Subscription Required. Please recommend JoVE to your librarian.

Discussion

Zowel RNA-kwaliteit als kwantiteit kunnen negatief worden beïnvloed in alle stadia van de monstervoorbereiding, zoals weefsel manipulatie, LCM-proces en RNA-extractie. Daarom werd een LCM-protocol ontwikkeld om voldoende kwalitatief hoogwaardig RNA te verkrijgen voor latere genexpressie analyse.

Voor LCM gebruiken de meeste laboratoria secties 7 − 8 μm dik2. Dikkere secties zou toelaten om meer materiaal te oogsten. Echter, als ze te dik, dit kan de microscopische resolutie verminderen en de laser kan niet in staat zijn om door te snijden. Het is waarschijnlijk dat de optimale weefsel dikte afhangt van het LCM-systeem (en het laser-en schuif type), alsmede van het weefsel in vraag8,25. In de huidige studie werden cryosecties van verschillende diktes (4, 8 of 12 μm) getest; 8 μm-dikke secties bleken ideaal te zijn voor LCM, terwijl 12 μm-botsecties moeilijker te snijden waren met de laser en 4 μm-secties lagere hoeveelheden RNA gaven.

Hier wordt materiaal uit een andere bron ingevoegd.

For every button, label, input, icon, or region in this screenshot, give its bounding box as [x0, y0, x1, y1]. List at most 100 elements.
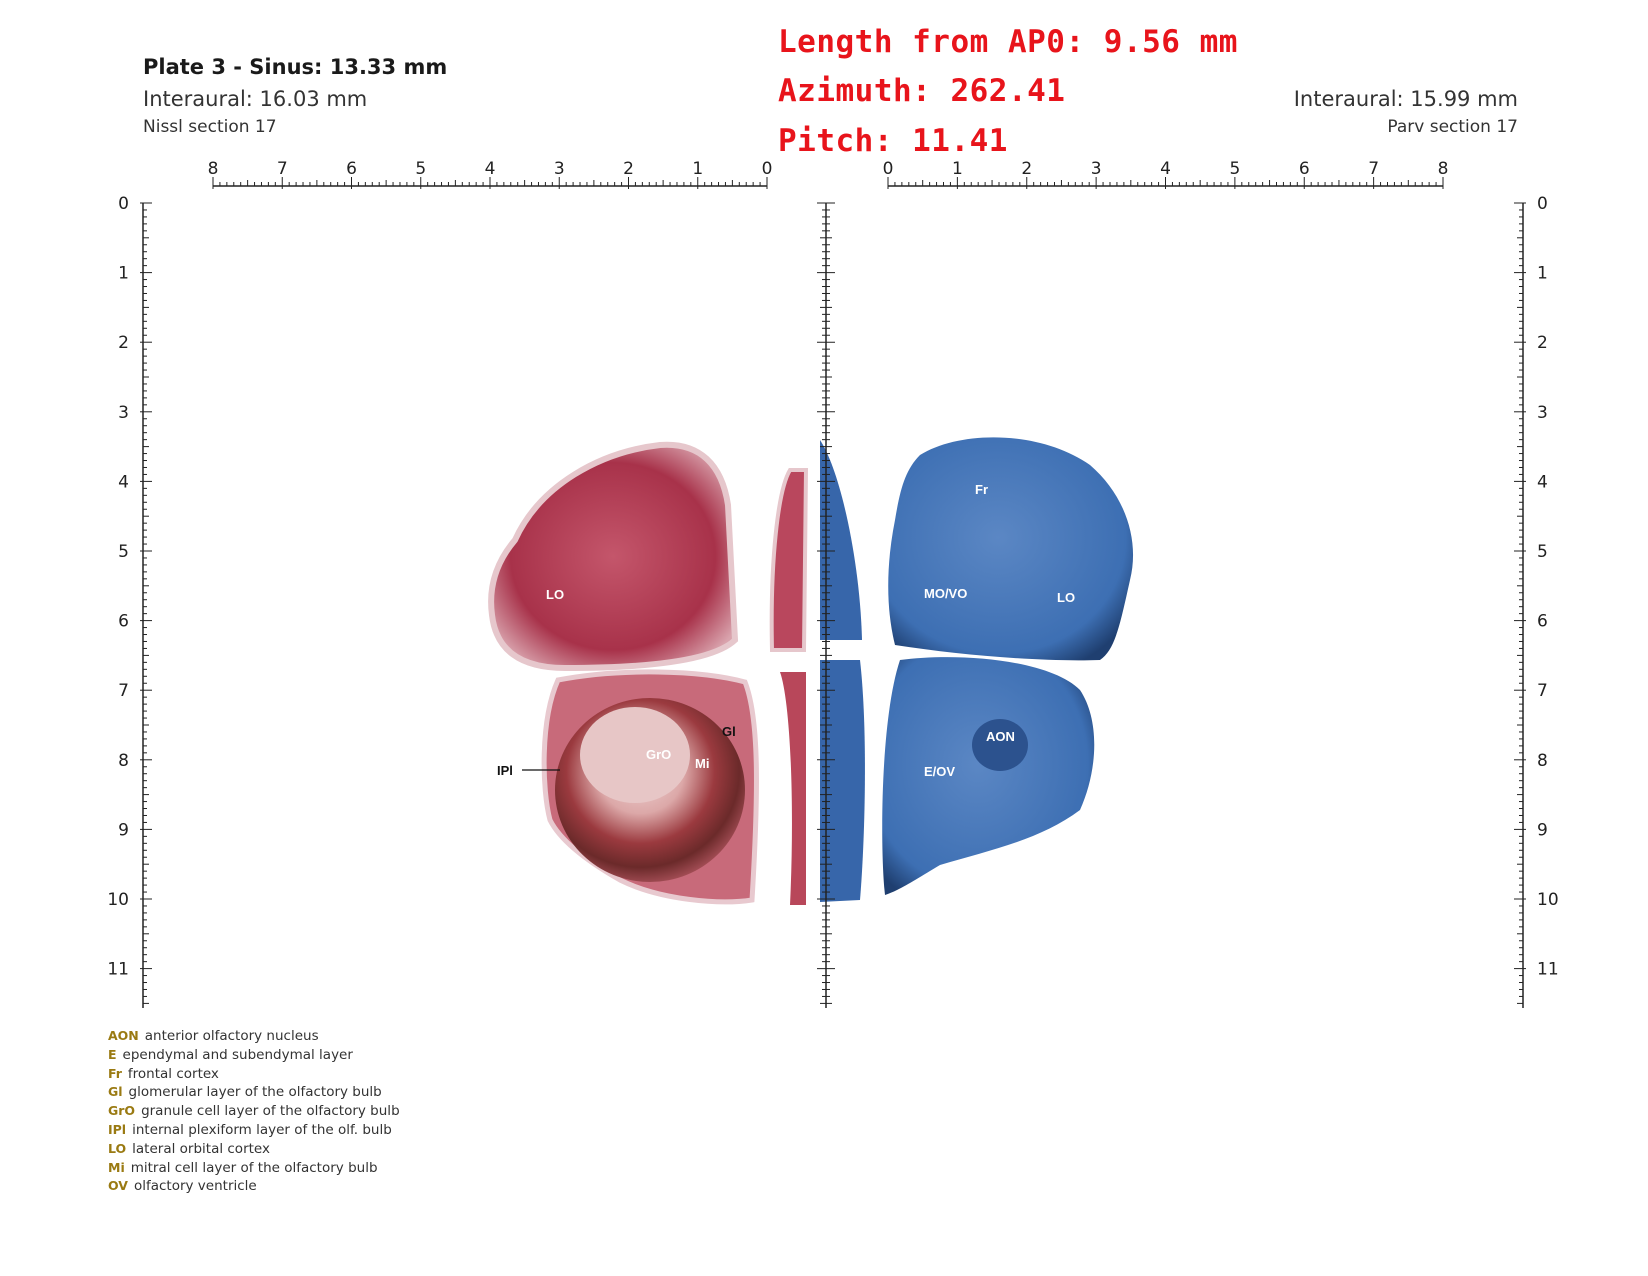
ruler-right-tick-label: 4 — [1537, 472, 1548, 492]
ruler-left-tick-label: 9 — [118, 820, 129, 840]
label-lo-parv: LO — [1057, 590, 1075, 605]
ruler-left-tick-label: 10 — [107, 890, 129, 910]
section-right: Parv section 17 — [1387, 117, 1518, 137]
nissl-midline-cortex — [769, 468, 809, 652]
label-lo-nissl: LO — [546, 587, 564, 602]
ruler-top-right-tick-label: 4 — [1160, 159, 1171, 179]
ruler-top-right-tick-label: 0 — [883, 159, 894, 179]
legend-item: LO lateral orbital cortex — [108, 1140, 400, 1159]
ruler-top-left-tick-label: 8 — [208, 159, 219, 179]
ruler-left-tick-label: 5 — [118, 542, 129, 562]
legend-text: lateral orbital cortex — [132, 1140, 270, 1157]
ruler-top-right-tick-label: 1 — [952, 159, 963, 179]
legend-abbr: LO — [108, 1140, 127, 1156]
parv-lower — [882, 657, 1095, 895]
ruler-right-tick-label: 9 — [1537, 820, 1548, 840]
ruler-left-tick-label: 0 — [118, 194, 129, 214]
label-ipl: IPl — [497, 763, 513, 778]
ruler-top-right-tick-label: 8 — [1438, 159, 1449, 179]
label-aon: AON — [986, 729, 1015, 744]
legend-text: granule cell layer of the olfactory bulb — [141, 1103, 400, 1120]
ruler-top-right-tick-label: 7 — [1368, 159, 1379, 179]
legend-abbr: Mi — [108, 1159, 125, 1175]
ruler-right-tick-label: 2 — [1537, 333, 1548, 353]
ruler-top-left-tick-label: 0 — [762, 159, 773, 179]
nissl-section — [488, 441, 809, 905]
parv-cortex — [888, 437, 1134, 661]
legend-item: OV olfactory ventricle — [108, 1177, 400, 1196]
legend-abbr: OV — [108, 1178, 128, 1194]
ruler-left-tick-label: 1 — [118, 264, 129, 284]
label-mi: Mi — [695, 756, 709, 771]
legend-text: glomerular layer of the olfactory bulb — [128, 1084, 382, 1101]
ruler-right-tick-label: 6 — [1537, 612, 1548, 632]
legend-item: GrO granule cell layer of the olfactory b… — [108, 1102, 400, 1121]
label-movo: MO/VO — [924, 586, 967, 601]
ruler-top-left-tick-label: 5 — [415, 159, 426, 179]
legend-item: Gl glomerular layer of the olfactory bulb — [108, 1083, 400, 1102]
ruler-left-tick-label: 6 — [118, 612, 129, 632]
ruler-left-tick-label: 11 — [107, 960, 129, 980]
legend-abbr: IPl — [108, 1121, 127, 1137]
ruler-right-tick-label: 0 — [1537, 194, 1548, 214]
label-gl: Gl — [722, 724, 736, 739]
ruler-left-tick-label: 3 — [118, 403, 129, 423]
parv-midline-lower — [820, 660, 865, 902]
overlay-pitch: Pitch: 11.41 — [778, 123, 1008, 159]
ruler-right-tick-label: 3 — [1537, 403, 1548, 423]
parv-section — [820, 437, 1134, 902]
nissl-bulb-core — [580, 707, 690, 803]
ruler-left-tick-label: 4 — [118, 472, 129, 492]
ruler-top-left-tick-label: 1 — [692, 159, 703, 179]
ruler-top-left-tick-label: 4 — [485, 159, 496, 179]
ruler-top-right-tick-label: 2 — [1021, 159, 1032, 179]
label-eov: E/OV — [924, 764, 955, 779]
ruler-top-left-tick-label: 7 — [277, 159, 288, 179]
interaural-left: Interaural: 16.03 mm — [143, 87, 368, 111]
nissl-midline-bulb — [780, 672, 806, 905]
legend-abbr: Gl — [108, 1084, 123, 1100]
legend-item: AON anterior olfactory nucleus — [108, 1027, 400, 1046]
ruler-right-tick-label: 5 — [1537, 542, 1548, 562]
legend-item: Mi mitral cell layer of the olfactory bul… — [108, 1159, 400, 1178]
ruler-top-right-tick-label: 6 — [1299, 159, 1310, 179]
ruler-left-tick-label: 8 — [118, 751, 129, 771]
ruler-right-tick-label: 7 — [1537, 681, 1548, 701]
ruler-left-tick-label: 2 — [118, 333, 129, 353]
label-gro: GrO — [646, 747, 671, 762]
ruler-left-tick-label: 7 — [118, 681, 129, 701]
ruler-right-tick-label: 10 — [1537, 890, 1559, 910]
nissl-cortex — [488, 441, 739, 672]
legend-abbr: GrO — [108, 1103, 136, 1119]
ruler-right-tick-label: 8 — [1537, 751, 1548, 771]
legend-text: mitral cell layer of the olfactory bulb — [130, 1159, 378, 1176]
legend-text: anterior olfactory nucleus — [144, 1028, 319, 1044]
legend-abbr: Fr — [108, 1065, 122, 1081]
section-left: Nissl section 17 — [143, 117, 277, 137]
ruler-top-left-tick-label: 2 — [623, 159, 634, 179]
legend-text: ependymal and subendymal layer — [122, 1046, 353, 1063]
legend-text: frontal cortex — [127, 1065, 219, 1082]
interaural-right: Interaural: 15.99 mm — [1293, 87, 1518, 111]
ruler-top-left-tick-label: 3 — [554, 159, 565, 179]
region-labels: LO Gl GrO Mi IPl Fr MO/VO LO AON E/OV — [497, 482, 1075, 779]
legend-abbr: E — [108, 1046, 117, 1062]
ruler-right-tick-label: 1 — [1537, 264, 1548, 284]
overlay-length: Length from AP0: 9.56 mm — [778, 24, 1238, 60]
ruler-top-left-tick-label: 6 — [346, 159, 357, 179]
legend-text: internal plexiform layer of the olf. bul… — [132, 1121, 392, 1138]
ruler-top-right-tick-label: 3 — [1091, 159, 1102, 179]
parv-midline-cortex — [820, 440, 862, 640]
legend-item: IPl internal plexiform layer of the olf. … — [108, 1121, 400, 1140]
overlay-azimuth: Azimuth: 262.41 — [778, 73, 1066, 109]
plate-title: Plate 3 - Sinus: 13.33 mm — [143, 55, 448, 79]
parv-aon-core — [972, 719, 1028, 771]
legend-item: Fr frontal cortex — [108, 1065, 400, 1084]
legend-abbr: AON — [108, 1028, 139, 1043]
label-fr: Fr — [975, 482, 988, 497]
ruler-right-tick-label: 11 — [1537, 960, 1559, 980]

De endogene RNase-activiteit varieert tussen verschillende weefsels. Daarom kunnen kleurings protocollen die zijn ontwikkeld voor weefsels met een zeer lage RNase-activiteit ongeschikt zijn voor andere weefsel typen. Nucleaire Fast Red26 en Cresylacetaat Violet24 werden voorgesteld om de beste te zijn in termen van het behoud van RNA-integriteit. Bovendien waren op alcohol gebaseerde methoden superieur aan waterige vlekken voor het behoud van RNA-integriteit. Ze leed echter aan irreproduceer bare kleurings intensiteit27. Tijd is een belangrijke parameter om te overwegen. Aan de ene kant, de tijd die nodig is om te zoeken en identificeren van de cellen van belang in de sectie, en voor het uitvoeren van LCM is vaak relatief lang. Aan de andere kant is de beschikbare tijd voor LCM beperkt, aangezien in sommige gevallen 20% RNA-degradatie werd bereikt na 30 min28. Daarom werden verschillende methoden toegepast om RNA te stabiliseren, zoals blootstelling van secties aan de argon flux tijdens de micro dissectie28, of het gebruik van gebufferde op alcohol gebaseerde Cresylacetaat Violet kleuring en het houden van de vochtigheidsgraad in het laboratorium laag 27. Bovendien werd een maximum van 15 min voor de microdissection stap voorgesteld2. In deze studie, bevroren bot secties werden bevlekt met behulp van een snel protocol voor een commerciële LCM vlek, en zelfs na 1 h op RT, RIN waarden daalde van 8,3 naar 9,1. Daarom werden alle micro dissecties uitgevoerd binnen minder dan 1 uur na kleuring. Daarnaast werden verschillende protocollen voor vlekken getest (met kortere incubaties in waterige reagentia of zonder de xyleen-stap). Er is geen significante verbetering van de RIN-waarden bereikt.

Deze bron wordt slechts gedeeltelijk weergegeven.